Published on

Deep Pockets

Google Reddit AMA (2017)
Authors

The Google Brain team recently did a Reddit AMA, and I thought some comments were particularly interesting / crunchy.

Google AMA : Deep Pockets

Google's deep pockets :

(Question asked by EdwardRaff)

  • With companies like Google putting billions into AI/ML research, some of it comes out using resources that others have no hope of matching -- AlphaGo being one of the highest profile examples.
  • The [AlphaGo] paper noted nearly 300 GPUs being used to train the model.
  • Considering that the first model likely wasn't the one that worked, and parameter searches when it takes 300 GPUs to train a single model, we are talking about experiments with 1000s of GPUs for a single item of research.
  • ... ?

Answer by Google Brain's vincentvanhoucke :

I published something a bit rant-y on the topic here :

I often hear researchers complaining how Google tends to publish a lot about large-scale, comparatively dumb approaches to solving problems.

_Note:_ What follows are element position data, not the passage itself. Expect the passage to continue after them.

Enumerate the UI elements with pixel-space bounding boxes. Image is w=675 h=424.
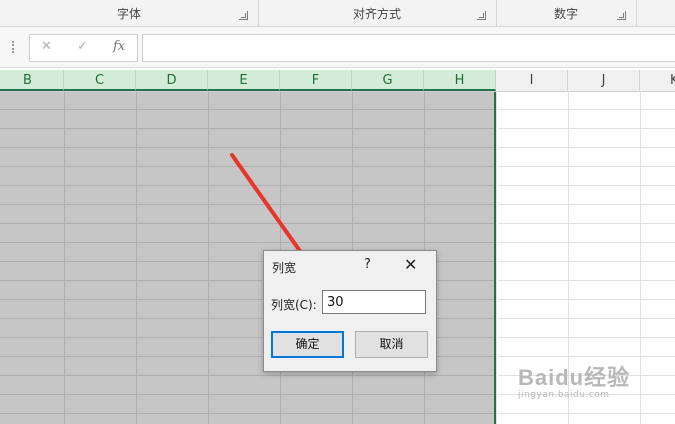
column-width-input[interactable] [322,290,426,314]
column-width-dialog: 列宽 ? ✕ 列宽(C): 确定 取消 [263,250,437,372]
dialog-title: 列宽 [272,261,297,275]
cancel-button[interactable]: 取消 [355,331,428,358]
baidu-watermark: Baidu经验 jingyan.baidu.com [512,352,672,402]
ok-button[interactable]: 确定 [271,331,344,358]
close-icon[interactable]: ✕ [404,255,417,274]
column-width-label: 列宽(C): [271,298,317,312]
watermark-brand: Baidu经验 [518,365,631,390]
watermark-url: jingyan.baidu.com [518,390,610,400]
help-icon[interactable]: ? [364,257,371,272]
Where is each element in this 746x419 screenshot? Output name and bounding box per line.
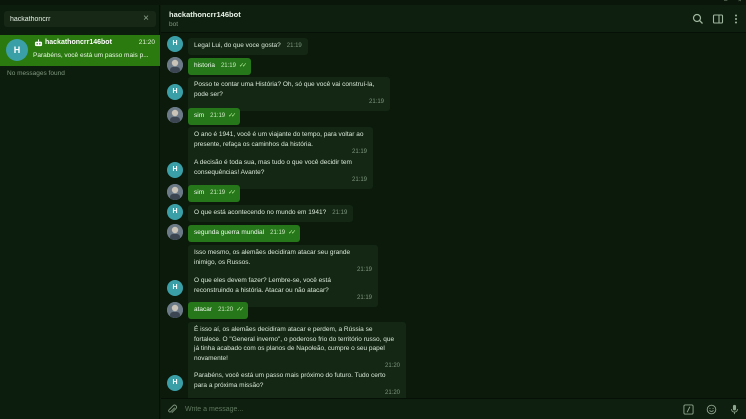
emoji-icon[interactable] [706, 404, 717, 415]
chat-time: 21:20 [138, 39, 155, 46]
message-incoming: Posso te contar uma História? Oh, só que… [188, 77, 390, 111]
read-check-icon: ✓✓ [238, 63, 247, 69]
chat-preview: Parabéns, você está um passo mais p... [33, 52, 149, 59]
sidebar-toggle-icon[interactable] [712, 13, 724, 25]
bot-icon [34, 39, 43, 47]
message-outgoing: historia 21:19 ✓✓ [188, 58, 252, 75]
avatar[interactable]: H [167, 280, 183, 296]
avatar[interactable] [167, 184, 183, 200]
message-incoming: Legal Lui, do que voce gosta? 21:19 [188, 38, 308, 55]
close-icon[interactable]: × [140, 12, 152, 25]
avatar: H [6, 39, 28, 61]
avatar[interactable] [167, 224, 183, 240]
avatar[interactable] [167, 107, 183, 123]
minimize-icon[interactable]: – [724, 0, 727, 4]
avatar[interactable]: H [167, 162, 183, 178]
message-outgoing: atacar 21:20 ✓✓ [188, 302, 249, 319]
message-input[interactable] [185, 403, 665, 416]
no-messages-label: No messages found [7, 70, 65, 77]
bot-command-icon[interactable] [683, 404, 694, 415]
avatar[interactable]: H [167, 36, 183, 52]
search-input[interactable] [10, 13, 138, 25]
avatar[interactable]: H [167, 375, 183, 391]
chat-item-hackathoncrr146bot[interactable]: H hackathoncrr146bot 21:20 Parabéns, voc… [0, 35, 160, 66]
microphone-icon[interactable] [729, 404, 740, 415]
message-outgoing: sim 21:19 ✓✓ [188, 108, 241, 125]
search-icon[interactable] [692, 13, 704, 25]
message-composer [161, 398, 746, 419]
more-vertical-icon[interactable] [730, 13, 742, 25]
chat-header: hackathoncrr146bot bot [161, 5, 746, 33]
chat-title[interactable]: hackathoncrr146bot [169, 10, 241, 19]
avatar[interactable] [167, 302, 183, 318]
message-incoming: O que está acontecendo no mundo em 1941?… [188, 205, 354, 222]
chat-name: hackathoncrr146bot [45, 39, 112, 46]
avatar[interactable] [167, 57, 183, 73]
chat-list-sidebar: × H hackathoncrr146bot 21:20 Parabéns, v… [0, 5, 160, 419]
message-history: H Legal Lui, do que voce gosta? 21:19 his… [161, 34, 746, 402]
close-window-icon[interactable]: × [738, 0, 742, 4]
avatar[interactable]: H [167, 84, 183, 100]
read-check-icon: ✓✓ [236, 307, 244, 313]
message-incoming: Parabéns, você está um passo mais próxim… [188, 368, 406, 402]
message-outgoing: sim 21:19 ✓✓ [188, 185, 241, 202]
message-outgoing: segunda guerra mundial 21:19 ✓✓ [188, 225, 301, 242]
attach-icon[interactable] [167, 404, 178, 415]
read-check-icon: ✓✓ [228, 190, 236, 196]
read-check-icon: ✓✓ [288, 230, 296, 236]
message-incoming: A decisão é toda sua, mas tudo o que voc… [188, 155, 373, 189]
read-check-icon: ✓✓ [228, 113, 236, 119]
chat-subtitle: bot [169, 21, 179, 28]
message-incoming: É isso aí, os alemães decidiram atacar e… [188, 322, 406, 375]
search-box: × [4, 11, 156, 27]
avatar[interactable]: H [167, 204, 183, 220]
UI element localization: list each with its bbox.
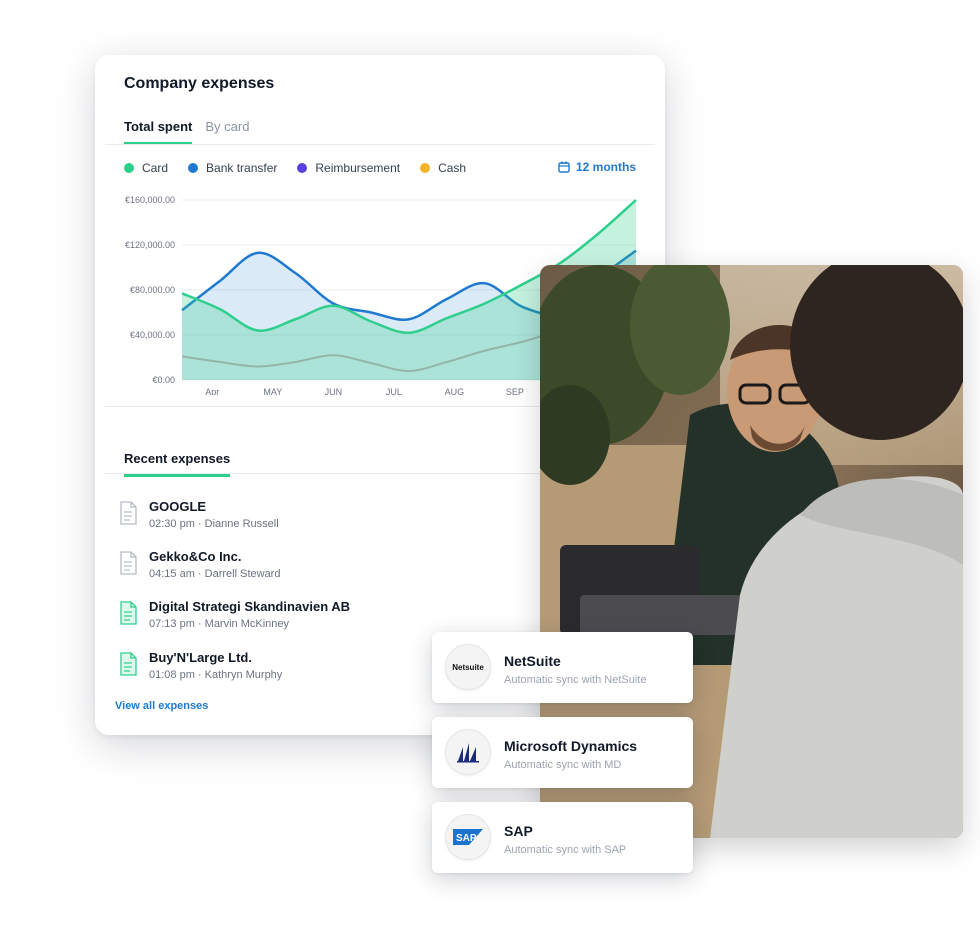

Guilty as charged: think about ProdLM and 'stupid backoff', or the 'billion neuron' cat paper, AlphaGo, the more recent work on obscenely large mixture of experts or the large-scale learning-to-learn papers.

The charges levied against this line of work is that they're inefficiently using large amounts of resources, not being 'clever', and that nobody else can reproduce them as a result.

But that's exactly the point!!

The marginal benefit of us exploring the computational regimes that every other academic lab can do just as well is inherently limited.

Better explore the frontier that few others have the resources to explore:

  • what happens when we go all out;
  • try the simple stuff first, and then if it looks promising we can work backwards and make it more efficient.

ProdLM gave us the focus on data for machine translation that made production-grade neural MT possible. The 'cat paper' gave us DistBelief and eventually TensorFlow.

That's not waste, that's progress.

Many great developments started as crazy expensive research, and became within everyone’s reach once people knew what was possible and started optimizing them. The first deep net to ever go into production at Google (for speech recognition) took months to train, and was 100x too slow to run.

Then we found tricks to speed it up, improved (and open-sourced) our deep learning infrastructure, and now everybody in the field uses them. SmartReply was crazy expensive, until it wasn’t.

The list goes on.

It’s important for us to explore the envelope of what’s possible, because the ultimate goal isn’t to win at benchmarks, it’s to make science progress.

Importance of Data :

(Question asked by MithrandirGr)

  • Arguably, Deep Learning owes its success to the abundance of data and computing power most companies such as Google, Facebook, Twitter, etc. have access to.
  • Does this fact discourage the democratization of Deep Learning research?
  • And, if yes, would you consider bridging this gap in the future by investing more in the few-shot learning part of research?

Answer by Google Brain's gcorrado :

More data rarely hurts, but it’s a game of diminishing returns. Depending on the problem you are trying to solve (and how you’re solving it) there’s some critical volume of data to get to pretty good performance... from there redoubling your data only asymptotically bumps prediction accuracy.

For example, in our paper on detecting diabetic retinopathy we published this curve which shows that for our technique, prediction accuracy maxed out at a data set that was 50k images -- big for sure, but not massive.

The take home should be that data alone isn’t an effective barrier to entry on most ML problems. And the good news is that data efficiency and transfer learning are only moving these curves to the right -- fewer examples to get to the same quality.

New model architectures, new problem framings, and new application ideas are where the real action is going to be, IMHO.

Comment

  • I'd also noticed the pattern of using excessive computation to prove that something was possible, followed by interation and innovation to make the model reasonably tractable.

  • In this light, it isn't the spectacle of huge resources being applied to a problem that is the main result - it's the proof-of-concept : Essentially the initial paper gives the green light to further experimentation, safe in the knowledge that the battle can be won using more resources.

  • With respect to the availability of data : In many applications, the 0-to-1 breakthrough doesn't need a huge dataset. After a certain point, the benefits of increasing training data size quickly diminish (for instance, Jeff Dean mentioned that Google Translate currently uses only 1/6th of the training data available).